Why Love A Black Man

by Dara M Wilson

I was riding in the car with my mother, tucked into the backseat and listening to the radio. I was five or six years old. Somehow, the conversation over the waves made me pause to consider: for whom was life most difficult? Black men or women? I spent the drive from my school to Grandma and Grandpa's house in a pensive funk. As we rounded the corner onto Allegheny Ave. for "Fish Fridays,' I spoke up suddenly.

"It's Black women.'

"What is baby?'

"It's worse to be a Black woman than a Black man, because at the end of the day, no matter how hard it's been for a Black man, he can still find enough energy to step on the neck of the Black woman.'

All children are sponges. I was a sponge growing in a highly racially-aware and civic minded household. I have no idea which exposure to conversation, news clips, and books had led me to this conviction. Surely it wasn't the situation at home. My parents demonstrated nothing but an equal partnership of couched in a deep mutual respect. If anything, my father praised my mother for intelligence and business prowess that he said outpaced his own (and please believe, he was quite impressed with himself). It w as certainly a conviction though, and not just an amorphous opinion. I was very upset; frustrated and near tears at the injustice of it all.

"All we do is support them. We're marching, working, cooking, raising kids, loving. But they're so angry and hurt and we're the only ones they have to take it out on. It's not like it's not hard for us. We're Black too ... AND women. It's not fair!'

My mother is not one to be easily put off her game, but she was a bit startled. I stretched up as tall as my tiny self could to watch her face in the rear view mirror. Perhaps the most troubling part of the moment was that she couldn't immediately refute what I'd said. My parents weren't in the habit of lying to me, but watching my mother's face cloud over in her own forlorn resignation was probably the most honest moment we'd shared to that point.

"Sometimes... I think you're right,' she offered, lifting her shoulders slightly.

Here I am, 20 years later struggling with the same conundrum, only now, I have a history of personal experiences that could color and inform my actions. Specifically, dating has come into the picture. Why date black men? If you're playing along at home, you'll recall that all has not been well in the love department for dear old Dara.
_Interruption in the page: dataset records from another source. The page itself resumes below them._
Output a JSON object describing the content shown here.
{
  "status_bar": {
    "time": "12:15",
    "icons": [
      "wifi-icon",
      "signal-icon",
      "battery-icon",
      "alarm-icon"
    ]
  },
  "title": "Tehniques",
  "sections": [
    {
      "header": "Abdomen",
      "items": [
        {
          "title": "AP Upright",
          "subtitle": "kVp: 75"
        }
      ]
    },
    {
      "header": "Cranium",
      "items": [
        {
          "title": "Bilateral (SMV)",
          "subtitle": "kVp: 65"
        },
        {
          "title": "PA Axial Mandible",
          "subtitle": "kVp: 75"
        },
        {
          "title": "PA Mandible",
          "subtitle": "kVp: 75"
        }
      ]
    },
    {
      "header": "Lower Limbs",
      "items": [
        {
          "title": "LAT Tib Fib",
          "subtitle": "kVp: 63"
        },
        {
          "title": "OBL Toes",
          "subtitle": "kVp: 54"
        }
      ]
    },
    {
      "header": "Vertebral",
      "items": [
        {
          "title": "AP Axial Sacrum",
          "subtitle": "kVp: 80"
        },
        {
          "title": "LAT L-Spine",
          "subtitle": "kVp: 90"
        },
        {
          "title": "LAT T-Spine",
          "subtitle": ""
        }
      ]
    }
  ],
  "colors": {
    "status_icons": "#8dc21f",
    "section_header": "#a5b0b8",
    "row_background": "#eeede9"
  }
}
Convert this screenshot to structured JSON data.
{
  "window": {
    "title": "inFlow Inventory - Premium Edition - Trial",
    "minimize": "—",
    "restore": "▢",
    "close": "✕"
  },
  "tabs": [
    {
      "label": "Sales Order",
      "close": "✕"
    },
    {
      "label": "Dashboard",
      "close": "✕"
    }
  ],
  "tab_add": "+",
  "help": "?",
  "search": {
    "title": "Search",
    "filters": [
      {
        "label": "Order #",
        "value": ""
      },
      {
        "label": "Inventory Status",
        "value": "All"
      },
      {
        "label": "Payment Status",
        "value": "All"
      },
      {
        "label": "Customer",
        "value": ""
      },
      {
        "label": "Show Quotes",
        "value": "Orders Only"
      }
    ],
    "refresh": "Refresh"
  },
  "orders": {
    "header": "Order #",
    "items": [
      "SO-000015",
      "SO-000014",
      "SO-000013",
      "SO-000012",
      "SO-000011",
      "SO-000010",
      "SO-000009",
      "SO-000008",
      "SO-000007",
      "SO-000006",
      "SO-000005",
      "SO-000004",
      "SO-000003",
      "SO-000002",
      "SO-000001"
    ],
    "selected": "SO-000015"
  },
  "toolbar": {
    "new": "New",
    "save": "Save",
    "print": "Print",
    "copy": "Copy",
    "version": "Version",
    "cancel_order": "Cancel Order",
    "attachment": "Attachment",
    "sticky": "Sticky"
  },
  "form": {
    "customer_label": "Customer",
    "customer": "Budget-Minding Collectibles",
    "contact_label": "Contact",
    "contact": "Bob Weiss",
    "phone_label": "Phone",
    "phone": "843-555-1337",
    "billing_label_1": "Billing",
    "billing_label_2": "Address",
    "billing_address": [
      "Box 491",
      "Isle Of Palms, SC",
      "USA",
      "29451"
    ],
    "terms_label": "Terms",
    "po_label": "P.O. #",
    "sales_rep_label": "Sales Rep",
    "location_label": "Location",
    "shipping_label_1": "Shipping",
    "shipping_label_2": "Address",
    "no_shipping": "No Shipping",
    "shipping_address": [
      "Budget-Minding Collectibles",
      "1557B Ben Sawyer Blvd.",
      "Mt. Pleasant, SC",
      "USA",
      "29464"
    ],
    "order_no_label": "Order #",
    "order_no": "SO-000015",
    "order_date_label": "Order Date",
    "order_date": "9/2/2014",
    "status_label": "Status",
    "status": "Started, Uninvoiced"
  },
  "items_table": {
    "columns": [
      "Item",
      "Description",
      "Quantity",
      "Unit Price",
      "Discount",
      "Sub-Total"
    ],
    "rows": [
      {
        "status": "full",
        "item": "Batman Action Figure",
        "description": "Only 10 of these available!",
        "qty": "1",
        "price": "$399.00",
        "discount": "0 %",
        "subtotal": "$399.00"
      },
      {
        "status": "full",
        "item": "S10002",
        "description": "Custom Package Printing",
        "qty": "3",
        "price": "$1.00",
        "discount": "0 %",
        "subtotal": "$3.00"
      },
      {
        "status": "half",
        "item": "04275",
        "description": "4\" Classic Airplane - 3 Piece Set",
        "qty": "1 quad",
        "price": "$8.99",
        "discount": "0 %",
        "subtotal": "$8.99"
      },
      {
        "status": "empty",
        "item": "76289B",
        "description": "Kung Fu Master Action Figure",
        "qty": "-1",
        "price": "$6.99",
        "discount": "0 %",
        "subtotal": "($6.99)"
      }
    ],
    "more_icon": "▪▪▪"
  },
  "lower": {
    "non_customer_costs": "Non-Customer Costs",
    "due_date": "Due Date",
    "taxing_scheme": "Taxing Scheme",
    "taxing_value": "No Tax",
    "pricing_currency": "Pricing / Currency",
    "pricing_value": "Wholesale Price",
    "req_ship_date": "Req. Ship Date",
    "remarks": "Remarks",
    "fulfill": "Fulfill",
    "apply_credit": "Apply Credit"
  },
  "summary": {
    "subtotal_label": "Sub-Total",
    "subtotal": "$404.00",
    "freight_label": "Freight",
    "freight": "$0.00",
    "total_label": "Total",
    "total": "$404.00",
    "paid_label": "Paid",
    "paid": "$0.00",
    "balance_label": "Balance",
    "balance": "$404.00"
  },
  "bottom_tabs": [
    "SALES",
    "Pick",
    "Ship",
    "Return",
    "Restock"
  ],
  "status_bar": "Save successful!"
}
In fact, I've put myself on a bit of a hiatus (if you impose it yourself, it can't be called a dry spell ;) ) so as to save myself from the heartbreak that has seemed to inevitably follow any hopeful leap into romance.

At this point, it would be exceedingly easy to adopt the "n*ggas ain't shit' attitude I see on many Black women.. After all, I've encountered enough deceit, disgust, disrespect, mistreatment, and plain *meanness* to want to give up on the desire to share romantic love with a Black man. Honestly, the feeling that you are completely undesirable to a Black man can be a hard one to shake, especially in an environment where it so permeates (hellooooo San Francisco). I'd like my Blackness to be a boon to the person that falls in love with me. Not because I'm exotic, but because at the end of a long day we can share in frustrated, comfortable, helpless, angry and hilarious short hand that needn't be taught.

So why not give up? At that, why not give up on the support of Black men at all? It's tiring and can be all-consuming; more-so when it feels thankless. I mean, logic dictates that this dream is so much Fetch: not gonna happen.

"But they still need it. Even if they don't know it. I don't want you being with one who is mean or hurtful to you; that is unacceptable. But you can't stop supporting and loving them all, because no one else is going to do it.'

And there it is. A mother's words to her little Black girl. A girl she'd brought into a world that dismissed, diminished, attacked, ogled and hated her and her brothers from the moment of their birth. A world that did all it could to rob them of their humanity.

Why not give up? Because I'm still needed. And because I want to be demonstrably deserving of the love I desire.

Black man—

I love you.

Even when you don't love me back.
Even when you don't love yourself.

I love you.

When the world calls you a monster.
When they can't see your soul.

I love you.

I'll keep loving you. I'll keep loving you as a human being. I'll love you into person-hood. It's my biggest, most radical act– to love myself and you and our sons and daughters. And one day you're going to be so full of my love, so sated, so bored with it, that you'll be able to return the same.

I'm not giving up on you. There are enough folks doing that already.